The frequent incidence of complications in the GFP group together with the need for significantly more surgical procedures could justify the more frequent use of the MP. However, other parameters such as patient satisfaction, functional and cosmetic outcome, quality of life aspects and properties of each method as mentioned above need to be taken into consideration. Although these factors have not been accounted for in this study, they should be investigated in the future, as they may be equally important for the patient's decision.

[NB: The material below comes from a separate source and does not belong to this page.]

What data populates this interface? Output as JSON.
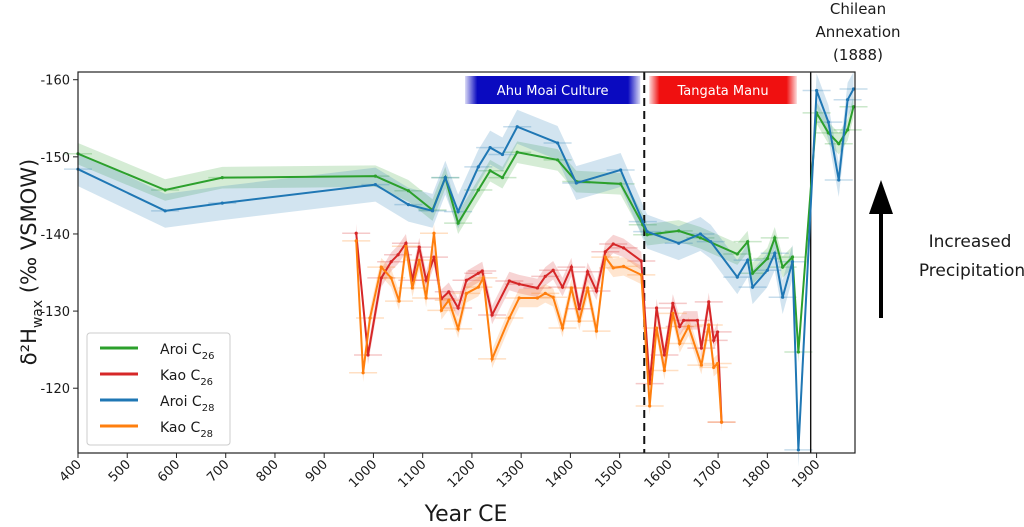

The findings in this study will, in a substantial way, improve our possibilities to inform the patients in an adequate way before their decision regarding which method to be used when reconstructing their neophallus. Furthermore, the information collected will help us to focus on our efforts to further develop the parts of the procedures that are in the greatest need for improvement.
Declaration of Competing Interest
None.
Acknowledgments
The study was supported financially by unrestricted grants from Region Östergötland and Linköping University, grant numbers LIO-701841 and LIO-810231.